Case in point, the ATF previously decided that using an arm brace to shoulder a pistol was a felony. It later changed its mind. Now…

It sounds like the ATF is secretly (another problem with its ability to arbitrarily change its mind is that the process can happen behind closed doors) changing its mind about arm braces again:

Congressman Matt Gaetz announced today on his podcast the ATF is crafting secret rules restricting the possession of certain pistol braces by American citizens, and that he has sent them a letter demanding they stop.

“We understand that ATF is currently considering restricting one arm brace model owned by over 700,000 Americans,” Congressman Gaetz writes along with six other members of Congress. “We strongly urge ATF to cease taking any actions and reconsider or rescind any secret determinations which call into question the legality of firearms owned by millions of law-abiding Americans.”

If the ATF decides that possessing some or all arm braces is a felony, then possessing them becomes a felony. No bills have to be written, no laws have to be passed or signed. One day you own a perfectly legal firearm and the next you’re a felon because you possess of a short barreled rifle. The only difference between the day that you became a felon and the day prior is that somebody in a government agency changed their mind.

The Police Aren’t Coming

A law enforcer killed a black man in Atlanta and is being charged. This has ruffled the feathers of many other law enforcers in the city and now they’re coming down with the blue flu:

Hours after the Fulton County district attorney announced felony murder and other charges against the former Atlanta police officer who fatally shot Rayshard Brooks, a 27-year-old black man, in the back, a number of Atlanta police officers called in sick just before a shift change Wednesday evening.

A lot of people argue that nobody needs tools to protect themselves because if they’re in danger, they can call the police. I along with many (probably most) other advocates for gun ownership have argued that you can’t rely on other people to protect you. This argument often falls on deaf eras. Even when you point out that law enforcers have no duty to protect you, gun control advocates will argue that a cop isn’t going to just stand by and let something bad happen to an innocent person.

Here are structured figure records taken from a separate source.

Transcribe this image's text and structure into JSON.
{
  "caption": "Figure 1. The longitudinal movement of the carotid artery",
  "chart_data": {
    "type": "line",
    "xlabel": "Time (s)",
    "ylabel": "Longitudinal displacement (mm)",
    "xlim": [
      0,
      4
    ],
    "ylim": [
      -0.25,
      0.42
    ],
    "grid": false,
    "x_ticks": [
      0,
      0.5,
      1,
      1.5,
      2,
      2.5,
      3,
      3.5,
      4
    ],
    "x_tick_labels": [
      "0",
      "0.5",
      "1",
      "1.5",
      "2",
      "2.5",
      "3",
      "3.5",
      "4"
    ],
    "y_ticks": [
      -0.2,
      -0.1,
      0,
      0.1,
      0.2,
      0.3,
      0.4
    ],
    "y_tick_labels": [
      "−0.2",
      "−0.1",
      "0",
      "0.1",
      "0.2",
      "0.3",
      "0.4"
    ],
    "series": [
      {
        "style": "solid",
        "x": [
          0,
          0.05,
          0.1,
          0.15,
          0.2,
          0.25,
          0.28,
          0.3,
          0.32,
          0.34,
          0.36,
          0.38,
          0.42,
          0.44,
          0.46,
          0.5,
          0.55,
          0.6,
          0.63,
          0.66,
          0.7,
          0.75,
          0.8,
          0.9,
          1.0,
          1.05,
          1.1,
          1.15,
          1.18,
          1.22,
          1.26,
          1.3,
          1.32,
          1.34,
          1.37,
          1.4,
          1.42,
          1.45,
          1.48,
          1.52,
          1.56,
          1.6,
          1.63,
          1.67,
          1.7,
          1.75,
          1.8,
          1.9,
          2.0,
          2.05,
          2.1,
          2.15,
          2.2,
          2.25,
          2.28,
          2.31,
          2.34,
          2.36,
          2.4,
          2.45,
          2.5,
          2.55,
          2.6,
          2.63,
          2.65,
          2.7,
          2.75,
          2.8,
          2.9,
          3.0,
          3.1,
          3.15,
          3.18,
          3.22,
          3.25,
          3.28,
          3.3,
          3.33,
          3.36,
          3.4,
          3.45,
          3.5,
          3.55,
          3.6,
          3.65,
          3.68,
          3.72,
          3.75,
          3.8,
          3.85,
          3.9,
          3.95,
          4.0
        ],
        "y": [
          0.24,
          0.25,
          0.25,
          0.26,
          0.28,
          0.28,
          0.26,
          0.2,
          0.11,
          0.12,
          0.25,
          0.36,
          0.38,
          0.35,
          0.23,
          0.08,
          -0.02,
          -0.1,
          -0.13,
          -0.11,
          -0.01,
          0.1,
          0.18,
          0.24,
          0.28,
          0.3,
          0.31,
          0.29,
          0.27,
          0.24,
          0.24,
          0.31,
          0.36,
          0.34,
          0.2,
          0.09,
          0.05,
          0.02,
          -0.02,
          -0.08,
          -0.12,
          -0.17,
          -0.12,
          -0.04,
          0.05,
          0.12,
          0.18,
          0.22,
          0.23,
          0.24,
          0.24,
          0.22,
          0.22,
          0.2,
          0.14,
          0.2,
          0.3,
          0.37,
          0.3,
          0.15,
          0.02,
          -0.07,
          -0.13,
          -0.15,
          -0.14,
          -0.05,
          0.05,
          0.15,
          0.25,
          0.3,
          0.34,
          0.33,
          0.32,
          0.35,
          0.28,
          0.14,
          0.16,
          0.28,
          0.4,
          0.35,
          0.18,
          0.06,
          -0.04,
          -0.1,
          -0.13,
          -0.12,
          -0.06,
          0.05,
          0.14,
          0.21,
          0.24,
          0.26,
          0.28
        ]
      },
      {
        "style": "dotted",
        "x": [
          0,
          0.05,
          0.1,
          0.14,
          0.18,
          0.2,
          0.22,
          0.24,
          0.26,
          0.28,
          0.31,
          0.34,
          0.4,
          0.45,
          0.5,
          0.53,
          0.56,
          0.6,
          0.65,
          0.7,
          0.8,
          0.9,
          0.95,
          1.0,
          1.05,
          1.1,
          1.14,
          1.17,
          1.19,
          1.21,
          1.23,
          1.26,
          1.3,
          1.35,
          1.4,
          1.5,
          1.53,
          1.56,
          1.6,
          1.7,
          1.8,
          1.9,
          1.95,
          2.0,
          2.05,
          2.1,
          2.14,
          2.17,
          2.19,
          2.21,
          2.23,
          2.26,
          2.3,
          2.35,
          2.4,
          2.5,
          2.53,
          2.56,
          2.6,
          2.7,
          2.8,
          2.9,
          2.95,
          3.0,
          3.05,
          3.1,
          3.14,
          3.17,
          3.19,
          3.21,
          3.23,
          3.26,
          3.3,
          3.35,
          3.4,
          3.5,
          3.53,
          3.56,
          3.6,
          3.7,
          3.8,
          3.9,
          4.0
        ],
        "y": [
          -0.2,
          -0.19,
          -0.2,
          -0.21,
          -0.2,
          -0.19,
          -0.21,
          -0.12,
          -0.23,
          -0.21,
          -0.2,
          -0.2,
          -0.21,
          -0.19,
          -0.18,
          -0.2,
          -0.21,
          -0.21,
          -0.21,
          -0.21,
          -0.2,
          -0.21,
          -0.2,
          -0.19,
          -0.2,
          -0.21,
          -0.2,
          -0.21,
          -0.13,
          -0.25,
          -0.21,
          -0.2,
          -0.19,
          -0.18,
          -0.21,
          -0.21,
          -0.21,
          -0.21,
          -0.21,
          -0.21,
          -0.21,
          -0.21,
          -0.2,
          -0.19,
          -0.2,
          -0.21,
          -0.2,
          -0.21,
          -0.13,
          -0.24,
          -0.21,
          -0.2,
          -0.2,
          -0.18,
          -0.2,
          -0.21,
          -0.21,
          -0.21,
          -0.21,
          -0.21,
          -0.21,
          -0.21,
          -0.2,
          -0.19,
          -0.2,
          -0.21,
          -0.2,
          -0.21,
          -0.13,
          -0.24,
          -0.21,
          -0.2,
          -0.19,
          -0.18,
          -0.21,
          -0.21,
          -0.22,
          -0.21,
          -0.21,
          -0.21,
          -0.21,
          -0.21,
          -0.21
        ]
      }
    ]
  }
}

The recent civil unrest that started in Minneapolis has done a wonderful job of illustrating that law enforcement departments can easily become overwhelmed and when they’re overwhelmed they don’t send resources to protect you or your business. Atlanta is now illustrating the fact that there are circumstances where law enforcers will refuse to show up for work. As with Minneapolis just a short while ago, it appears that the people of Atlanta are on their own.

This is why defense in depth is such an important concept. You want redundant self-defense plans in case any single plan fails. This is especially true if any of your plans rely on anybody but yourself to execute (the only person you can 100 percent rely on is yourself because that’s the only person whose actions you can control).